In regards the technical screening this can occur post the lottery draw. If
the winner is not technically capable of being able to deliver a product then
just draw again. This will avoid a lot of work for the OP.

My only other suggestion here is that entrants have to answer some sort of
technical quiz or some other human only hurdle so that you don't get a million
entries from someone with a script.

------
tuyguntn
How many applicants and for how long you are going to support?

------
chadkruse
This is a fantastic idea @trevyn, love it! Reminds me a bit of the Awesome
Foundation [0], a community of independent chapters around the world that give
$1k to interesting people and projects with absolutely no strings attached. No
tax breaks, no catches, some people just want to sponsor cool stuff. Good on
you!

[0] [http://www.awesomefoundation.org/](http://www.awesomefoundation.org/)

------
eecks
I'll do it for 280 dollars a week but I'll only work weekends and 2 evenings a
week. The reason is that I don't want to quit my job. If you're interested
then I will send you my ideas.

------
dllthomas
I might be interested if I weren't already being paid quite a bit more to work
on something I'm deeply interested in.

I've been spending a part of that "quite a bit more" paying people to work on
Snowdrift.coop, if you'd like to join me in that.

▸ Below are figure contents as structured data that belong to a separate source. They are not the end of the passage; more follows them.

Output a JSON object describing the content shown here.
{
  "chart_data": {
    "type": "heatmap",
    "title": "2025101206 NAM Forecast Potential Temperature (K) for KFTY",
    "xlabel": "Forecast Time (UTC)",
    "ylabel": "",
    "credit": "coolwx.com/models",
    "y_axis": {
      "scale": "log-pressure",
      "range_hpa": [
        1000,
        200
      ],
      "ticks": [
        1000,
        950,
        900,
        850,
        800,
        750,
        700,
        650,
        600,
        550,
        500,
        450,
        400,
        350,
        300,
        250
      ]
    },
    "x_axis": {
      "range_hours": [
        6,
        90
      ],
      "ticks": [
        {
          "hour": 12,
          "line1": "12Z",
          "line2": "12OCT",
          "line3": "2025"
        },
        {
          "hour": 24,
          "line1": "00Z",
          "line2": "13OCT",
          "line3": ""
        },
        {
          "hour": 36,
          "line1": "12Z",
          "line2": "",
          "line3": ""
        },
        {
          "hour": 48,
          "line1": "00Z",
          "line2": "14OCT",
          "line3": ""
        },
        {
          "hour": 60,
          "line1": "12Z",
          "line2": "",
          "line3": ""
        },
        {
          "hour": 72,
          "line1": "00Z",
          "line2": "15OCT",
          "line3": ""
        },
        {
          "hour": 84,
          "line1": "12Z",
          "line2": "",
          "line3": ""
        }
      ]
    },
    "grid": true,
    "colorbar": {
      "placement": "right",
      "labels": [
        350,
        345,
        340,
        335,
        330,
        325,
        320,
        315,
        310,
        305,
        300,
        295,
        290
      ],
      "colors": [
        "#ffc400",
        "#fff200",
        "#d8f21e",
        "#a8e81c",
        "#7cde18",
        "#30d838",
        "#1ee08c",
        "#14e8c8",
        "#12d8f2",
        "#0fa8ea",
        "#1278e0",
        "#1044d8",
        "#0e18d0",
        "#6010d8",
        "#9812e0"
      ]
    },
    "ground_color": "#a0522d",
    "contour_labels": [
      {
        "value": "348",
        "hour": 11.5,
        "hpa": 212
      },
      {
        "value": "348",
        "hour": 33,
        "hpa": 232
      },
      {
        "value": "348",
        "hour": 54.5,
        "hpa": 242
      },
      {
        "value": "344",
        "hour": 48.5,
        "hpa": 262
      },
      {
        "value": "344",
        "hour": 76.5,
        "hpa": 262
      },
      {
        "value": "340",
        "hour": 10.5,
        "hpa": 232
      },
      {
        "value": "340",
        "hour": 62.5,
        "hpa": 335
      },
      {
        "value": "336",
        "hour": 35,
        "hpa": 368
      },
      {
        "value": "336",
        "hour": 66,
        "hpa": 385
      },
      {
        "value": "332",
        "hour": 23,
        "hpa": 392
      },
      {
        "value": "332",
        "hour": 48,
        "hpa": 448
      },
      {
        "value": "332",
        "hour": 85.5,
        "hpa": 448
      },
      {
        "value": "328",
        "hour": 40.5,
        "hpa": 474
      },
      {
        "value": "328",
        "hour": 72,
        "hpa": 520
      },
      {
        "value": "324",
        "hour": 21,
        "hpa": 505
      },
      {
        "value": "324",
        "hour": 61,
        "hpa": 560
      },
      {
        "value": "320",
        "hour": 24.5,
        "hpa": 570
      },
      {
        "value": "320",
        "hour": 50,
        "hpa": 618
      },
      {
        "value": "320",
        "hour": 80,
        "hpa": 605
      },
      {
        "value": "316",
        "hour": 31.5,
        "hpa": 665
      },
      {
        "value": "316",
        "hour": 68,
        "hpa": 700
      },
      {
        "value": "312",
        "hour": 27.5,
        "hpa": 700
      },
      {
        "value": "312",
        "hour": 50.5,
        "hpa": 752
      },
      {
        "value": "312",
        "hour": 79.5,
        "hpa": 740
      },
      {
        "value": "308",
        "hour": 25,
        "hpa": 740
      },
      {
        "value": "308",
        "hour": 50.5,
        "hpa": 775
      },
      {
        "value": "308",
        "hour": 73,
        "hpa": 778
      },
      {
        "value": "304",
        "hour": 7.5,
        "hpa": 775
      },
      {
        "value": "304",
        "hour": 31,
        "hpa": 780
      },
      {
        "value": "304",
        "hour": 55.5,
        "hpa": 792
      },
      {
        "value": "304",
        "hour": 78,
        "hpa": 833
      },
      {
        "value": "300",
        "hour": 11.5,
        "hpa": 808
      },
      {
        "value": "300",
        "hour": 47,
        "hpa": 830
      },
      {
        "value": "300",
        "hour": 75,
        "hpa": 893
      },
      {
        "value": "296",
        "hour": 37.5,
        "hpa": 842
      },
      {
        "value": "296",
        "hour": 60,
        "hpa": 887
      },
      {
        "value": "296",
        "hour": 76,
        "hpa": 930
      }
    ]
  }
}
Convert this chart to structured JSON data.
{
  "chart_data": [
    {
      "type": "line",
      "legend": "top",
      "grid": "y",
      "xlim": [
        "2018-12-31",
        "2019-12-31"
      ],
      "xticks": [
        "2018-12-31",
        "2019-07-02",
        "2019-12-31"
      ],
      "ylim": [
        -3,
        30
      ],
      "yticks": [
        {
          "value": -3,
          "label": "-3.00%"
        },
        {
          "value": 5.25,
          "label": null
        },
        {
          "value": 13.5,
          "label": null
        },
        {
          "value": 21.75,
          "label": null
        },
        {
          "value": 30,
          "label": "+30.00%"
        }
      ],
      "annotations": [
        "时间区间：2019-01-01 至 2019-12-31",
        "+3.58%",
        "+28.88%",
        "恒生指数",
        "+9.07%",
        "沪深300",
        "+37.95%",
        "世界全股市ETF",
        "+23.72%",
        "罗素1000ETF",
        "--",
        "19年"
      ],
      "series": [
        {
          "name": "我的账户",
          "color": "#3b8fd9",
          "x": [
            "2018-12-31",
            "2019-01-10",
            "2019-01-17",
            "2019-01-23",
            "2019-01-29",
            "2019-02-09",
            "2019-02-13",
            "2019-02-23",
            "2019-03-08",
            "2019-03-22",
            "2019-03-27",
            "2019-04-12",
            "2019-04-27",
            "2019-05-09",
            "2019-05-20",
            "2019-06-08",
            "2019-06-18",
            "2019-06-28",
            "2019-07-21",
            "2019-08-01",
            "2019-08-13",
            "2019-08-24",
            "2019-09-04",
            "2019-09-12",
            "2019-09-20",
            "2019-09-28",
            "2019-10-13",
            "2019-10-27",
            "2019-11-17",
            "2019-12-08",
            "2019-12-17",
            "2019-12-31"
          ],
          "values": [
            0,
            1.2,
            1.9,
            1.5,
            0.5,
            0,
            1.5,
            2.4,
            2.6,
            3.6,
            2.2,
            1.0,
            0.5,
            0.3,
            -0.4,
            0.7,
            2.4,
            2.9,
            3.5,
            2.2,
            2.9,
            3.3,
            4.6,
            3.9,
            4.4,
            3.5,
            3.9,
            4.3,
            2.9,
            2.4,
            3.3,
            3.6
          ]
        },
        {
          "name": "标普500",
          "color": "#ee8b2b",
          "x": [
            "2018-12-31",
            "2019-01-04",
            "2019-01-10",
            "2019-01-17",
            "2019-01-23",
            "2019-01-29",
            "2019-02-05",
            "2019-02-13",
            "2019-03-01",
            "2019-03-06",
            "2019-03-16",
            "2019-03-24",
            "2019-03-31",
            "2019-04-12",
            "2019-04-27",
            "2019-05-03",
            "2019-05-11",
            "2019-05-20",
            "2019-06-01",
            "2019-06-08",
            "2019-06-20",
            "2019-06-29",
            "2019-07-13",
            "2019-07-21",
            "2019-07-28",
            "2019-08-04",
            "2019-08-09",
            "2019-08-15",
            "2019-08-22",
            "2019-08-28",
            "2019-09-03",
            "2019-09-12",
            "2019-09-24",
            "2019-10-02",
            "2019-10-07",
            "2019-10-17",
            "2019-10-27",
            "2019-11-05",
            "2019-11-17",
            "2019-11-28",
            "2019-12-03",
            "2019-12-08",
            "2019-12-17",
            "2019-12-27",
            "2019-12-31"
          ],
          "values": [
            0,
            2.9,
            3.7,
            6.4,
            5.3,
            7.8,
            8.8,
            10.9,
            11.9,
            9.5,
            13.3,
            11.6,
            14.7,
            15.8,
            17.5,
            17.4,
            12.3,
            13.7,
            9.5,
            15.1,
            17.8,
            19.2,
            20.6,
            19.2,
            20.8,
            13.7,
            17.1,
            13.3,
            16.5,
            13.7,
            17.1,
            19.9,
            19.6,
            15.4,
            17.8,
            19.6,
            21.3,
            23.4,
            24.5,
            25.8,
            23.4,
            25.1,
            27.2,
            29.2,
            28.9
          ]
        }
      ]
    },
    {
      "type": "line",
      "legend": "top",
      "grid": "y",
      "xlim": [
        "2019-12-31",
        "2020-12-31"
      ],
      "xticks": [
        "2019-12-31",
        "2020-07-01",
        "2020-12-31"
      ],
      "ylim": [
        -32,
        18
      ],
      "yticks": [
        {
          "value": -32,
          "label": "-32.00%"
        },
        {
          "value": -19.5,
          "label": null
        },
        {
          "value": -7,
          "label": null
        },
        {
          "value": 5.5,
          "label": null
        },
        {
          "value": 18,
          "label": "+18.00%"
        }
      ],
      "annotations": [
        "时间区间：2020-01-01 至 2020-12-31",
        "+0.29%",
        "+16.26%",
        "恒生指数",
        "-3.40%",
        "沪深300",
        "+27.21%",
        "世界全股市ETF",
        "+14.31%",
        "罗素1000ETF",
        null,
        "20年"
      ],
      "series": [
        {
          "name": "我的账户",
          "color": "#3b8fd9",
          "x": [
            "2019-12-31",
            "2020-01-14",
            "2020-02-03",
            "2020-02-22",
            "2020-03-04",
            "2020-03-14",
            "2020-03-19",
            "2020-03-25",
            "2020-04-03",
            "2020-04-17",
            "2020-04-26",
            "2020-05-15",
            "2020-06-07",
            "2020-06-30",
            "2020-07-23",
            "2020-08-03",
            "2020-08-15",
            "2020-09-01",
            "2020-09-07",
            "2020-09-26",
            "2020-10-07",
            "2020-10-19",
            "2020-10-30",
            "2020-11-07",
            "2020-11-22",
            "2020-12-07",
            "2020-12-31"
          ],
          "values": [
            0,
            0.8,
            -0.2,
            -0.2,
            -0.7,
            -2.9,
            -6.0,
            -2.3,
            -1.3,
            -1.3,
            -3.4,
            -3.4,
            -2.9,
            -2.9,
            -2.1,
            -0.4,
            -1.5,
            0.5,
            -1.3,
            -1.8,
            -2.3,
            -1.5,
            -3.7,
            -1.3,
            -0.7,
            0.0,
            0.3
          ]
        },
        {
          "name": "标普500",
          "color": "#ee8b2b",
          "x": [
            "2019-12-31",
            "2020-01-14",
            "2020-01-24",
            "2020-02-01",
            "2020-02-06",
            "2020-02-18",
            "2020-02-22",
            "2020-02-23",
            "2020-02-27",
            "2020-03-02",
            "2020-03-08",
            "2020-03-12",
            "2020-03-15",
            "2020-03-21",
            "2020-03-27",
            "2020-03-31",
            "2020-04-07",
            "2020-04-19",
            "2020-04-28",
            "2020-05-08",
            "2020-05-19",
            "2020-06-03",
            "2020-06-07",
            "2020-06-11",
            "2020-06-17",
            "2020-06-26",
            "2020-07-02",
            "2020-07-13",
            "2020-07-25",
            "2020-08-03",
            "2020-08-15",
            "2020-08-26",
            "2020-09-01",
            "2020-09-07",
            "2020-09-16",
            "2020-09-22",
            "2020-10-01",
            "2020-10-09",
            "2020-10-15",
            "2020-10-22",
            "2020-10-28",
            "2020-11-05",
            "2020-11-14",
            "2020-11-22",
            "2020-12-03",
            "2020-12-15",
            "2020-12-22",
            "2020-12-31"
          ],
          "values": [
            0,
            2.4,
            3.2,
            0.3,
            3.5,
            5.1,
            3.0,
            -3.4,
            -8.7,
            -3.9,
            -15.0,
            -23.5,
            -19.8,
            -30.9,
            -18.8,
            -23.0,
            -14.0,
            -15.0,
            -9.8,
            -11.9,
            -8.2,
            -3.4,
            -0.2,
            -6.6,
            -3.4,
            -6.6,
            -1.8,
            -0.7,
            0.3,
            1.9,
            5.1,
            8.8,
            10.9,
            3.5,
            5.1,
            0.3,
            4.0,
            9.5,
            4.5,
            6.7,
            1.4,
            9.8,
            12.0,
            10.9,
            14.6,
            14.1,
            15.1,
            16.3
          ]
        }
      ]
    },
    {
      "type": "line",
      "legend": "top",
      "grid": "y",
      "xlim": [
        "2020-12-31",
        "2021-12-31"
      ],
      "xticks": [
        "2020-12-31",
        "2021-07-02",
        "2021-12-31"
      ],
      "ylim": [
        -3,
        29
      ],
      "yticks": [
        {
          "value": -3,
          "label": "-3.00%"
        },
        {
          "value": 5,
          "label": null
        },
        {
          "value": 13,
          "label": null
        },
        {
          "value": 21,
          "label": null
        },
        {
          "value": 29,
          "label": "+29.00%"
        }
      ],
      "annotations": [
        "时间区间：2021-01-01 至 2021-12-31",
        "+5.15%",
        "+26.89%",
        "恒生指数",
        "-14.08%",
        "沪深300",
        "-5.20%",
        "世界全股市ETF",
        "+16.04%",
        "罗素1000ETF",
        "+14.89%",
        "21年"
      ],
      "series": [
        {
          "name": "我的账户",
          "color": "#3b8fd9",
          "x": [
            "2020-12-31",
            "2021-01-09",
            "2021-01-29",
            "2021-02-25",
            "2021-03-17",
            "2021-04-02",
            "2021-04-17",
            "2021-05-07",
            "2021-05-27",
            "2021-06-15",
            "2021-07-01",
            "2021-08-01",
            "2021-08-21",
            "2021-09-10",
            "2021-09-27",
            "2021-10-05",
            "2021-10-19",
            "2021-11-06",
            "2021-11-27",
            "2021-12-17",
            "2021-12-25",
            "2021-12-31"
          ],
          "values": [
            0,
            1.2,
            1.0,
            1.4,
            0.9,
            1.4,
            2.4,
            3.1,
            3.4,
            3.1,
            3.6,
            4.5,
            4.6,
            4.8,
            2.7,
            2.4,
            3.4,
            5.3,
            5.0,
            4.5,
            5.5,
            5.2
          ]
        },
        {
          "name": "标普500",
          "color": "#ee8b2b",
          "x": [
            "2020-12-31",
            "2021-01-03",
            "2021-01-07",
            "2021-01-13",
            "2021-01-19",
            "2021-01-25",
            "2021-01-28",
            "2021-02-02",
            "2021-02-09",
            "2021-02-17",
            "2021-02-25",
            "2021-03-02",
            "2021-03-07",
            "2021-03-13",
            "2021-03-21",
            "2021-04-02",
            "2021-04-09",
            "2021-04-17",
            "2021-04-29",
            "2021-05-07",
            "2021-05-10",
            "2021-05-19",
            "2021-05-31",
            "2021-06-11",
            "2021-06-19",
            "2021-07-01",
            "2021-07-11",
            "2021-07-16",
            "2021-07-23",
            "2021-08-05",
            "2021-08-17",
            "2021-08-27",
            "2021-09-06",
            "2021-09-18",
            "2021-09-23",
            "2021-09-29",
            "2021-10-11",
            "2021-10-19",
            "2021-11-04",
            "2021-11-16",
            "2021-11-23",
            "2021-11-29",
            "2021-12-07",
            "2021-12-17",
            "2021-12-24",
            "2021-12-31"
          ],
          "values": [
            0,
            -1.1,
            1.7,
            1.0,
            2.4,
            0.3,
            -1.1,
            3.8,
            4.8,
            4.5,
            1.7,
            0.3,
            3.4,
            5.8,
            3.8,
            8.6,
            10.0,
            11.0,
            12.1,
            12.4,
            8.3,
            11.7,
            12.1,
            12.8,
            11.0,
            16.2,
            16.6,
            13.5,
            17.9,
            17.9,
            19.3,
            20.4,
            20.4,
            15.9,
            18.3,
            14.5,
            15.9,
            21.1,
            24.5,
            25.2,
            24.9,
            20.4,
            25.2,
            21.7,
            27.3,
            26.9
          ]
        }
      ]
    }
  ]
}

Regardless, props on your decision! :)

------
simonmarriott
Hi Trevyn, I sent you an e-mail under simon@mooffgames.com about what we do
and our situation. I'm looking for support from someone who believes in what
we do.

------
haidrali
Hi trevyn, great initiative from you. I have email you about myself and my
project. cheers

------
apryldelancey
What an awesome gesture, thank you for your generosity and best of luck. Happy
New Year!